Apesar de rápida demais em alguns pontos e demorada demais em outros (talvez pelas próprias necessidades para afirmação teórica na época) Origem e os Fundamentos da Desigualdade é, de maneira geral, bem organizado e simples de compreender. O interesse de Rousseau não era acessar somente grandes intelectuais: ele tinha consciência de que estes talvez não se interessassem pelo tema. Adicionando pensamentos próprios, me arrisco a dizer que talvez o que Rousseau estivesse procurando fosse apoio para reformar a sociedade de maneira lenta, fazendo o homem acreditar na possibilidade de mudança e no seu potencial como indivíduo. Infelizmente, muitas das mais brilhantes mentes assimilaram as teorias contrárias a essa visão de maneira tão permanente que, talvez, a própria “natureza humana” tenha sido modificada ao longo dos anos.

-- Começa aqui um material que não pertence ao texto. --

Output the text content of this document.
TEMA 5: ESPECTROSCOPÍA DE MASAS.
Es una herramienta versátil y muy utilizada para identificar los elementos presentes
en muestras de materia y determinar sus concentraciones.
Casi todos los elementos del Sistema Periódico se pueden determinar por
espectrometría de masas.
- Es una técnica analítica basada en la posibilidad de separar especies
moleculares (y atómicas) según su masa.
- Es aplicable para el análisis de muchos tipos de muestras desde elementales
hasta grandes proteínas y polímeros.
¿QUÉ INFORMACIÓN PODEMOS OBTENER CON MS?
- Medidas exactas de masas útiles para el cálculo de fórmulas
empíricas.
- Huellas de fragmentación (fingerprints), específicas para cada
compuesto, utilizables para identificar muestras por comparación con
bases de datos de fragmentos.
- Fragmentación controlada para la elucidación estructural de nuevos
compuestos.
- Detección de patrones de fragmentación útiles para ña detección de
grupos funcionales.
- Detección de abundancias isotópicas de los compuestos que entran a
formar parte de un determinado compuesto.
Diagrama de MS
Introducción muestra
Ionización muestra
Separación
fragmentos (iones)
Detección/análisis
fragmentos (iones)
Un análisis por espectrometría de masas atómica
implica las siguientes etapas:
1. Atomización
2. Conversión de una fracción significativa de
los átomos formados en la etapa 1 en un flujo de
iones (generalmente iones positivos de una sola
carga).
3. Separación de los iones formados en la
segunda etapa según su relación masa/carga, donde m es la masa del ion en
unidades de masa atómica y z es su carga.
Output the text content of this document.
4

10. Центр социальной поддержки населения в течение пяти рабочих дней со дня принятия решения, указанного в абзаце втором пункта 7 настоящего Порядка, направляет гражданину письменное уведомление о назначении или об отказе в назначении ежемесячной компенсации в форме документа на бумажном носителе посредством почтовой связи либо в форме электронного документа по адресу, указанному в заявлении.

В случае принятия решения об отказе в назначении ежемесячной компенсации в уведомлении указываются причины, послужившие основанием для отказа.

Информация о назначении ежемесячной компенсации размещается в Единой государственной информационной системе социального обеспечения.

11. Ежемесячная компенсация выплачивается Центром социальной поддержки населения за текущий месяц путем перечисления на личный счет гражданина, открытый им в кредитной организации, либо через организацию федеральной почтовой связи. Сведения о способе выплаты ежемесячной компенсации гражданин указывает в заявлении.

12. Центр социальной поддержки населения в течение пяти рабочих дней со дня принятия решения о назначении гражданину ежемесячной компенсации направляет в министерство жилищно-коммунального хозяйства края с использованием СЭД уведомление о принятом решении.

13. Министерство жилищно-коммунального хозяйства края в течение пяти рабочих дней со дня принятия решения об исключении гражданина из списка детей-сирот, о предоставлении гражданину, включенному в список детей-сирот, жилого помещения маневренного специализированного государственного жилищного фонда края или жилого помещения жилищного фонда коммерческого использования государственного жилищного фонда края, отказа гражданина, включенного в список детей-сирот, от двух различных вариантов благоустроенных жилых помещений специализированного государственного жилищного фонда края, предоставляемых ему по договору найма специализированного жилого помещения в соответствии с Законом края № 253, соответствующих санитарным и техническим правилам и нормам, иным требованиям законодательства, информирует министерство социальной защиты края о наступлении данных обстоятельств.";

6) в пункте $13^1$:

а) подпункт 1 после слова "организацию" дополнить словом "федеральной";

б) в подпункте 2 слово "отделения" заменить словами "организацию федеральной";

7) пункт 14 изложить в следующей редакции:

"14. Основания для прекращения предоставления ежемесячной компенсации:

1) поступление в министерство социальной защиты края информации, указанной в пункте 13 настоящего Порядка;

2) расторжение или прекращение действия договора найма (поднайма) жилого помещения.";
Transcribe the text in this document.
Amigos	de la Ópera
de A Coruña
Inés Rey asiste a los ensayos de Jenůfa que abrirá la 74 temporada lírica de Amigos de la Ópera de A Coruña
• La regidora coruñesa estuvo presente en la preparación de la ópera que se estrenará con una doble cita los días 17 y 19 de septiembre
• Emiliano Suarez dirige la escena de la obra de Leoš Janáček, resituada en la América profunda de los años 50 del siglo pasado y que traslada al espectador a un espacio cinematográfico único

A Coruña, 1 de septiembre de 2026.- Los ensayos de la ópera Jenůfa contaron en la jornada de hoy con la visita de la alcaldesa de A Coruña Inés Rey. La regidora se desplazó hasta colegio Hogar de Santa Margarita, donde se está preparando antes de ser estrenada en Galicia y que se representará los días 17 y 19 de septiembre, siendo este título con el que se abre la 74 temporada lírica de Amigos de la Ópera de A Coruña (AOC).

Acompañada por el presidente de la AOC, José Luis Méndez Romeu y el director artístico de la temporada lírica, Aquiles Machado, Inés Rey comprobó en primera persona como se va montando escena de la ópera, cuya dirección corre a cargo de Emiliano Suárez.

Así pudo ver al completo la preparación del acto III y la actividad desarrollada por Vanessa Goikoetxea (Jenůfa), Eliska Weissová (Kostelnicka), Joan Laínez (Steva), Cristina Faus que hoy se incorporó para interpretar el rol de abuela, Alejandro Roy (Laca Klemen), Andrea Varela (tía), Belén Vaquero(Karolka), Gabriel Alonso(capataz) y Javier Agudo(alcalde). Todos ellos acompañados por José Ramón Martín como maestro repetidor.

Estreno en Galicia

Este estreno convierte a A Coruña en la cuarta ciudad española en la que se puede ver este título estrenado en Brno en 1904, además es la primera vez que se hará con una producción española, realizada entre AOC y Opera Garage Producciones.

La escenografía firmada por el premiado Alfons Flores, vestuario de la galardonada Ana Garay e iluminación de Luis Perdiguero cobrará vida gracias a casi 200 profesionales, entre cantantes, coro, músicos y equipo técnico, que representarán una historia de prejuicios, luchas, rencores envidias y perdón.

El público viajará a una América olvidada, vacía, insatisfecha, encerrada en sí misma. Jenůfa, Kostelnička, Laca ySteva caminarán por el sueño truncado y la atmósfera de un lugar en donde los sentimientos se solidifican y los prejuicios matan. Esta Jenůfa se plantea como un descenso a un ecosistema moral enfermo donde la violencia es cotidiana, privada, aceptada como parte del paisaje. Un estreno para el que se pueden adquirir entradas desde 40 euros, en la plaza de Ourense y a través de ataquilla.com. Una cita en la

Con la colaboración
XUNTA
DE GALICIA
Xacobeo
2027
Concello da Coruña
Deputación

É possível afirmar que a natureza humana, segundo Rousseau, esteja um pouco “romantizada”. Da mesma maneira não se pode dizer que isso influenciou o resultado alcançado por Origem e os Fundamentos da Desigualdade: o cerne do que é proposto não é a natureza humana em si, como dizia Hobbes, mas a maneira como esta foi corrompida pela emergência dos valores modernos. E a afirmação faz muito sentido. Num ambiente em que tudo é de todos e não existem leis mas que, ao mesmo tempo, não existe obrigação de coexistência, não haveria necessidade de guerras e conflitos por qualquer coisa que seja. A propriedade privada e o Estado protetor da primeira formam uma combinação perigosa, capaz de internalizar nos indivíduos uma sensação de desigualdade permanente, natural e imutável. O homem que vivia só e com isso não afetava seus semelhantes (e por isso “coexistia” pacificamente) agora é obrigado a viver junto e a presenciar as mais inescrupulosas injustiças, muitas vezes praticadas contra o seu próprio ser.

É também evidente que o Estado, se organizador da sociedade civil, é um instrumento poderoso e capaz de canalizar as luzes adquiridas ao longo dos séculos na direção do bem comum. Mas será ele, possível? Ou ainda: seria ele a melhor opção? O mais fascinante sobre o Discurso Sobre a Origem e os Fundamentos da Desigualdade Entre os Homens é sua incrível (e infeliz) capacidade de se manter atual e estar sempre trazendo para dentro das nossas mentes a discussão, já lendária entre Rousseau e Hobbes: seria o homem mau porque a sociedade assim o fez, ou seria a sociedade desigual justamente por ser formada por homens que são, por natureza, perversos e egoístas?